• Piccole e medie imprese, Cna: a Siracusa la tassazione globale è del 61,1%

    Quanto pesa il fisco sulle piccole e medie imprese e sugli artigiani siracusani? A fornire la risposta è il Centro Studi di Cna che ha monitorato 141 Comuni d’Italia.
    La tassazione globale, a Siracusa, si attesta sul 61,1% con un + 1,4% sulla media nazionale e con un lieve calo (-1,6%) rispetto allo scorso anno. In Sicilia fanno peggio Catania (tassazione globale prevista al 2019 pari al 65,4%), Agrigento (61,6%) e Messina (62,5%). Seguono gli altri con la performance migliore di Enna (57,8%).
    Il centro studi ha anche calcolato il Tax Free Day, un modo semplice ed efficace per capire fin dove arriva in dodici mesi la mano del fisco sulle piccole imprese. Il limite oltre il quale inizia il guadagno dell’impresa è il 10 agosto (media nazionale il 05 Agosto) con ben 196 giorni lavorati per pagare tributi vari e 169 per la propria famiglia.
    Alla fine la questione più importante di tutte, secondo Cna, ovvero, nel 2019 quanto resta concretamente alle imprese? Tutti i calcoli dell’Osservatorio sono stati fatti prendendo come riferimento un’impresa manifatturiera individuale con 5 dipendenti (4 operai e un impiegato), 431 mila euro di fatturato e 50 mila euro di reddito d’impresa, con a disposizione un laboratorio (350 mq di superficie), un negozio per la vendita (175 mq) e attrezzature. A conti fatti il risultato è un reddito disponibile previsto di 19.442 euro, in leggerissimo aumento rispetto al 2018 quando era pari a 18.661 euro.

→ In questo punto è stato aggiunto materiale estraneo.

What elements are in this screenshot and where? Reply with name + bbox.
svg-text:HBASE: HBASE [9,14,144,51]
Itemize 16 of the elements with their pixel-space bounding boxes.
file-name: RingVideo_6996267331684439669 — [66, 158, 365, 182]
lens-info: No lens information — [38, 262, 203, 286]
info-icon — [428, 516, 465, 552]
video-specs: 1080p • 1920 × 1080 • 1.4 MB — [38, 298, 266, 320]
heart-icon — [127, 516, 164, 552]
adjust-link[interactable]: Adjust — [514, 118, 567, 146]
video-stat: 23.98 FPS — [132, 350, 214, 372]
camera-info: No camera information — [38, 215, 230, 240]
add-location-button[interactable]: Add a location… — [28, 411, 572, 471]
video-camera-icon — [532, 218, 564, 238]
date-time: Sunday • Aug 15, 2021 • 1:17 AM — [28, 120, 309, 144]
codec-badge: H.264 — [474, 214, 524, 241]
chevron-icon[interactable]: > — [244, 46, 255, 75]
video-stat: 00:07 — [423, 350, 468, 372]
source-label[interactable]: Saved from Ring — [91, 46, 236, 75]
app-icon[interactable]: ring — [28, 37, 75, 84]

    “Il territorio – commenta Innocenzo Russo, presidente provinciale di CNA Siracusa – sconta una tassazione ancora estremamente elevata e con un basso reddito d’impresa. Non riusciamo a sopportare alcune imposte, come l’Imu che nonostante la sua maggiore deducibilità acquisita nell’ultima legge di bilancio rappresenta un freno fortissimo allo sviluppo ed alla crescita della manifattura, ed un territorio senza manifattura ha poche chance di rilanciarsi efficacemente”.
    Il vice segretario Gianpaolo Miceli sottolinea “la necessità di riformare il fisco una volta per tutte: ridurre la tassazione sul reddito delle imprese personali e sul lavoro autonomo, rivedere l’Irpef su autonomi e imprese personali, anticipare dal 2019 la piena deducibilità dell’Imu sugli immobili strumentali avviandone l’eliminazione, aumentare la franchigia Irap almeno a 30mila euro, rivedere i criteri per i valori catastali, agevolare il passaggio generazionale delle imprese individuali, evitare di spostare sulle imprese gli oneri dei controlli attraverso l’uso intelligente della fatturazione elettronica. Un mix di proposte necessarie ed inderogabili per dare forza alle micro e piccole imprese”.